The mirror image of two men trying to support their families is visually apparent from director Paul Greengrass and expertly written by screenwriter Billy Ray. Ray makes the film more than what appears to be a true account of Somalians taking over a shipping freighter from the tightfisted Captain Richard Phillips and turns it into a fascinating exploration of two societies, their difference, and more interestingly their similarities.
Phillips is played by the transformative Tom Hanks who has fallen into middle age with ease as he leaves behind youthful men. His prime is in the past, but only Hanks could take that as an opportunity to give himself a chance to examine and portray people who have experienced life and all its evils. Hanks brings star power to the role and his nice-guy charm make Phillips more empathetic. In moments of suspense, Hanks purely shines, but it’s the father in Phillips that is more interesting to witness. One of the young Somalians cuts his feet on glass strategically laid by Phillips’ crew and the captain focuses on the young man’s wounds rather than his own safety.
I could rave all day about this entirely engaging film and the performances, but I’m going to get on my soap box for a moment. The biggest issue I have with the film is one I found with “The Butler” after my review was published. “Captain Phillips,” like “The Butler,” is not a true story; the film is a presentation of false heroism and selflessness not inherently within Capt. Richard Phillips. According to his crew, the captain should not be considered a hero. He was reckless in his actions considering he put them into harm’s way unnecessarily.
There has been a trend as of late to inflate heroic true stories into something they’re not. In fact, we gave an Oscar to one of those films just last year, “Argo.” “Captain Phillips’ ” Oscar hopes aren’t high, but Hanks may have a nomination coming for his portrayal of this would-be hero whose own account of the tale has recently been published.
It’s not my job to tell you not to see a film, it’s my job to inform you. “Captain Phillips” is an incredible motion picture, but that’s all it is. Don’t look at the film as the whole truth and nothing but. Appreciate it for the contrast created between middle-class American citizens and poor Somalians who see no way out of poverty unless they use criminal means.

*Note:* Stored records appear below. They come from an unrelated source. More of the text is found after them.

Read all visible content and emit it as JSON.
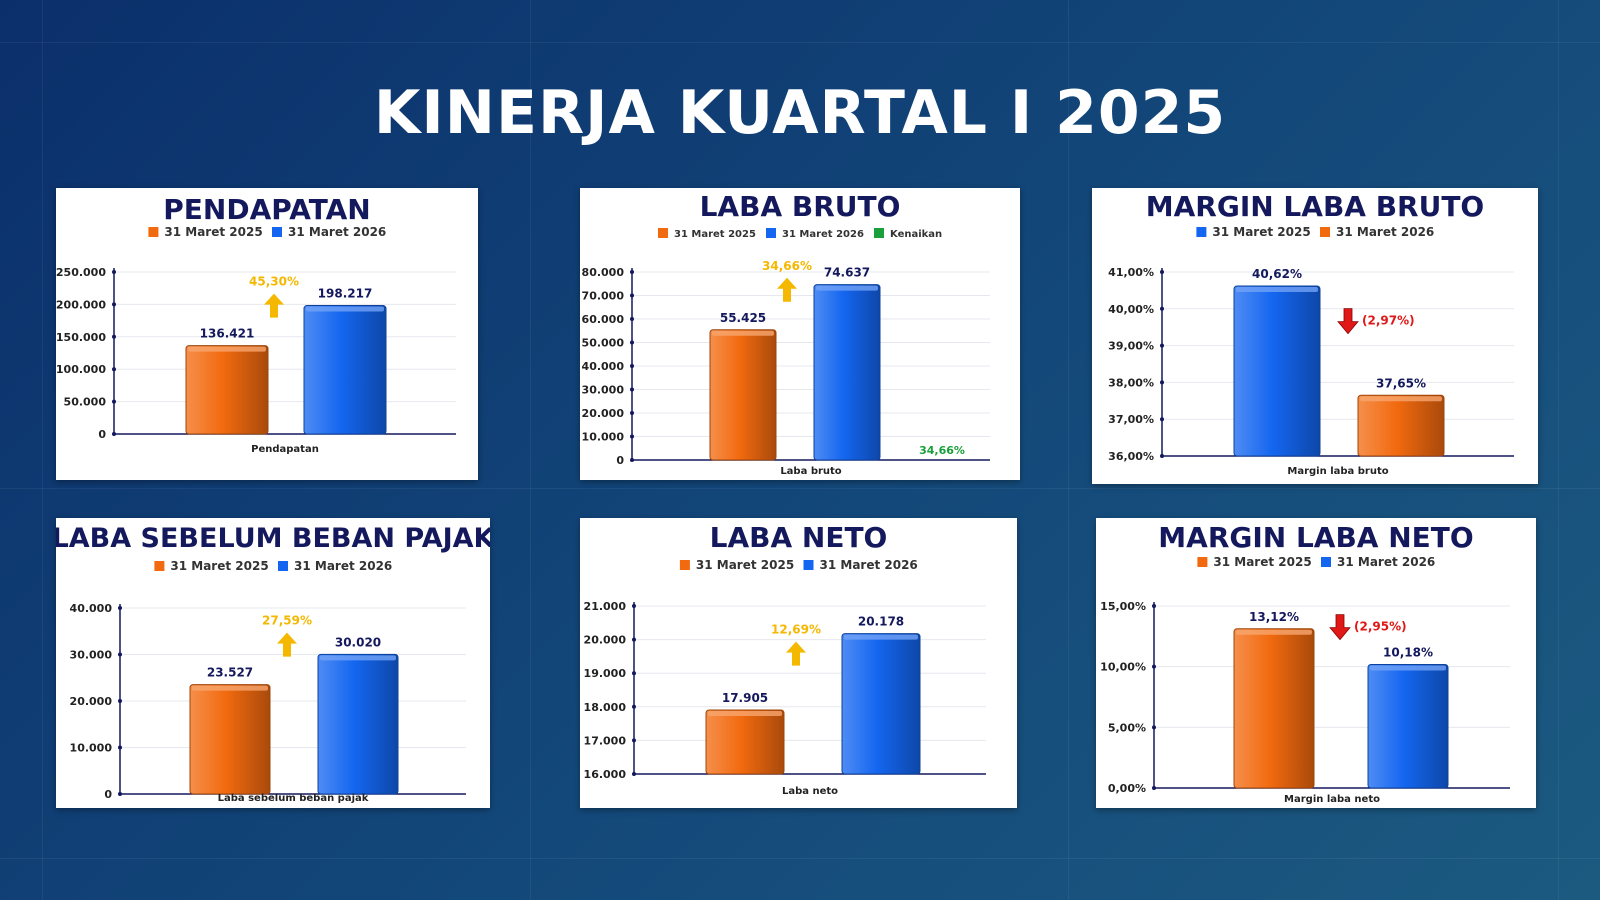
{
  "page": {
    "title": "KINERJA KUARTAL I 2025"
  },
  "colors": {
    "orange": "#f26a0f",
    "blue": "#1466f0",
    "navy": "#14185c",
    "up": "#f5b800",
    "down": "#e01818",
    "green": "#1aa03a"
  },
  "chart_data": [
    {
      "id": "pendapatan",
      "type": "bar",
      "title": "PENDAPATAN",
      "legend": [
        {
          "label": "31 Maret 2025",
          "color": "#f26a0f"
        },
        {
          "label": "31 Maret 2026",
          "color": "#1466f0"
        }
      ],
      "bars": [
        {
          "value": 136421,
          "label": "136.421",
          "color": "#f26a0f"
        },
        {
          "value": 198217,
          "label": "198.217",
          "color": "#1466f0"
        }
      ],
      "ylim": [
        0,
        250000
      ],
      "yticks": [
        "0",
        "50.000",
        "100.000",
        "150.000",
        "200.000",
        "250.000"
      ],
      "xlabel": "Pendapatan",
      "change": {
        "label": "45,30%",
        "direction": "up"
      }
    },
    {
      "id": "laba-bruto",
      "type": "bar",
      "title": "LABA BRUTO",
      "legend": [
        {
          "label": "31 Maret 2025",
          "color": "#f26a0f"
        },
        {
          "label": "31 Maret 2026",
          "color": "#1466f0"
        },
        {
          "label": "Kenaikan",
          "color": "#1aa03a"
        }
      ],
      "bars": [
        {
          "value": 55425,
          "label": "55.425",
          "color": "#f26a0f"
        },
        {
          "value": 74637,
          "label": "74.637",
          "color": "#1466f0"
        }
      ],
      "ylim": [
        0,
        80000
      ],
      "yticks": [
        "0",
        "10.000",
        "20.000",
        "30.000",
        "40.000",
        "50.000",
        "60.000",
        "70.000",
        "80.000"
      ],
      "xlabel": "Laba bruto",
      "change": {
        "label": "34,66%",
        "direction": "up"
      },
      "extra_label": "34,66%"
    },
    {
      "id": "margin-laba-bruto",
      "type": "bar",
      "title": "MARGIN LABA BRUTO",
      "legend": [
        {
          "label": "31 Maret 2025",
          "color": "#1466f0"
        },
        {
          "label": "31 Maret 2026",
          "color": "#f26a0f"
        }
      ],
      "bars": [
        {
          "value": 40.62,
          "label": "40,62%",
          "color": "#1466f0"
        },
        {
          "value": 37.65,
          "label": "37,65%",
          "color": "#f26a0f"
        }
      ],
      "ylim": [
        36,
        41
      ],
      "yticks": [
        "36,00%",
        "37,00%",
        "38,00%",
        "39,00%",
        "40,00%",
        "41,00%"
      ],
      "xlabel": "Margin laba bruto",
      "change": {
        "label": "(2,97%)",
        "direction": "down"
      }
    },
    {
      "id": "laba-sebelum-beban-pajak",
      "type": "bar",
      "title": "LABA SEBELUM BEBAN PAJAK",
      "legend": [
        {
          "label": "31 Maret 2025",
          "color": "#f26a0f"
        },
        {
          "label": "31 Maret 2026",
          "color": "#1466f0"
        }
      ],
      "bars": [
        {
          "value": 23527,
          "label": "23.527",
          "color": "#f26a0f"
        },
        {
          "value": 30020,
          "label": "30.020",
          "color": "#1466f0"
        }
      ],
      "ylim": [
        0,
        40000
      ],
      "yticks": [
        "0",
        "10.000",
        "20.000",
        "30.000",
        "40.000"
      ],
      "xlabel": "Laba sebelum beban pajak",
      "change": {
        "label": "27,59%",
        "direction": "up"
      }
    },
    {
      "id": "laba-neto",
      "type": "bar",
      "title": "LABA NETO",
      "legend": [
        {
          "label": "31 Maret 2025",
          "color": "#f26a0f"
        },
        {
          "label": "31 Maret 2026",
          "color": "#1466f0"
        }
      ],
      "bars": [
        {
          "value": 17905,
          "label": "17.905",
          "color": "#f26a0f"
        },
        {
          "value": 20178,
          "label": "20.178",
          "color": "#1466f0"
        }
      ],
      "ylim": [
        16000,
        21000
      ],
      "yticks": [
        "16.000",
        "17.000",
        "18.000",
        "19.000",
        "20.000",
        "21.000"
      ],
      "xlabel": "Laba neto",
      "change": {
        "label": "12,69%",
        "direction": "up"
      }
    },
    {
      "id": "margin-laba-neto",
      "type": "bar",
      "title": "MARGIN LABA NETO",
      "legend": [
        {
          "label": "31 Maret 2025",
          "color": "#f26a0f"
        },
        {
          "label": "31 Maret 2026",
          "color": "#1466f0"
        }
      ],
      "bars": [
        {
          "value": 13.12,
          "label": "13,12%",
          "color": "#f26a0f"
        },
        {
          "value": 10.18,
          "label": "10,18%",
          "color": "#1466f0"
        }
      ],
      "ylim": [
        0,
        15
      ],
      "yticks": [
        "0,00%",
        "5,00%",
        "10,00%",
        "15,00%"
      ],
      "xlabel": "Margin laba neto",
      "change": {
        "label": "(2,95%)",
        "direction": "down"
      }
    }
  ]
}
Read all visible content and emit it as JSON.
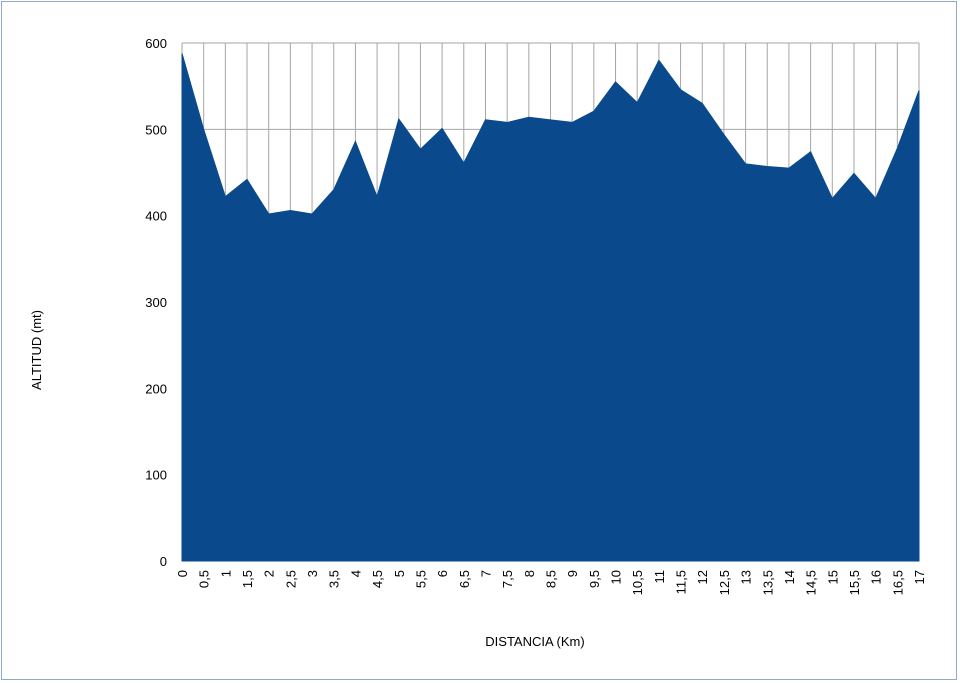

For that tale Greengrass is more the hero than Phillips, because he’s bringing to light a problem so supremely wrong with this world that we often ignore.
The filmmaking is incredible and keeps an audience on the edge of their seat throughout and never lets up on the relentless noise of the picture. Not until the very end will you realize how effectively Greengrass uses the vicious, mechanical sounds of ships both under and above water to create an immersive atmosphere for both actors and audience. Unfortunately beneath this thrilling sea epic is a falsely constructed story of a man who may not be all that heroic after all.